Paper Accepted at Findings of ACL 2025

Paper Accepted at Findings of ACL 2025


Papers

Me, Alessio Miaschi, Cristiano Ciaccio and Felice Dell’Orletta from the ItaliaNLP Lab of the Institute for Computational Linguistics of the CNR published a paper with collegues from the Institute of Information Science and Technologies of the CNR Andrea Pedrotti, Giovanni Puccetti e Andrea Esuli. Our fruitful collaboration yielded a beautiful work on Machine Generated Text Detection that has been accepted at the Findings of ACL 2025. You can find the pre-print here, the code here, and the dataset here.

The paper focuses on Machine Generated Text Detection, and, in particular, how easy it is to fool. We show that by using Direct Preference Optimization (DPO) on a Preference Dataset constructed with couples of Human Written Text (HWT) and Machine-Generated Text (MGT), we can shift an LLM writing style towards HWT, making predicting whether a text is HWT or MGT harder (up to 60% performance drop) for state-of-the-art Machine-Generated Text Dectors.

We tested on two domains (News and Abstracts), with two families of models (Llama and Gemma) on 6 different detectors:

  • Mage
  • Radar
  • LLM-DetectAIve
  • Binoculars
  • Two domain-specific detectors trained by us: a Linear-SVM and a RoBERTa.

We also checked whether our DPO fine-tuning made it easier for humans to detect the text, but their (terrible) performance in detecting MGT remained the same (around 50%, the same as bling guessing) before and after the DPO alignment.

We believe that the technique works because most detectors rely on shallow stylistic cues: word length, punctuation patterns, and sentence structure. Aligning LLMs to human style shifts the model’s writing style towards humans, and Detectors can’t keep up.

To check this, we looked at the linguistic profiling of the texts before and after DPO alignment. What we find is that MGT is significantly different, from a linguistic feature distribution point-of-view from HWT. We also find that after the DPO alignment, this difference in distribution starts to diminish, especially in the case of one of the runs we made called “DPO-ling”.

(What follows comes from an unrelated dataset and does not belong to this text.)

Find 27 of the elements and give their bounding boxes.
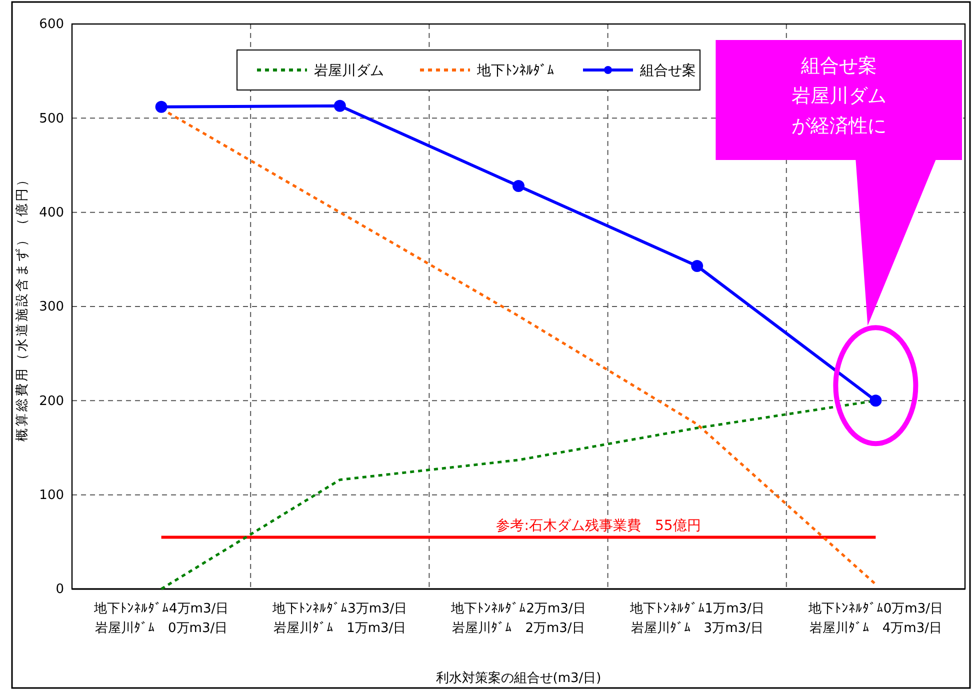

In this variant, we selected the text for the DPO alignment in a linguistically motivated way. We trained an SVM using the linguistic feature of the two classes of text and looked at which linguistic feature had the highest absolute coefficient for the SVM. We then selected the couples of MGT and HWT that maximized the differences in those linguistic feature values, aiming to find the most “representative” couples of the difference in writing style between HWT and MGT.

Result Table for our tested detectors, domains and models

We found that DPO-ling had slightly worse performance in dropping MGT detector accuracy, but aligned the MGT distribution much better to HWT in the selected features. We believe that the better performance of the random approach may be because choosing pairs at random shifts a broader range of linguistic features, even if slightly. However, it is notable to say that the most robust detector, Radar, received the highest performance drop when evaluating the DPO-ling MGTs.

Our works shed light on the fragility of Machine-Generated Text Detection system, and urges for the creation of more reliable and robust technique. To that end, we released code and the DPO training dataset with the hope that they might be helpful in creating the next generation of MGT detectors.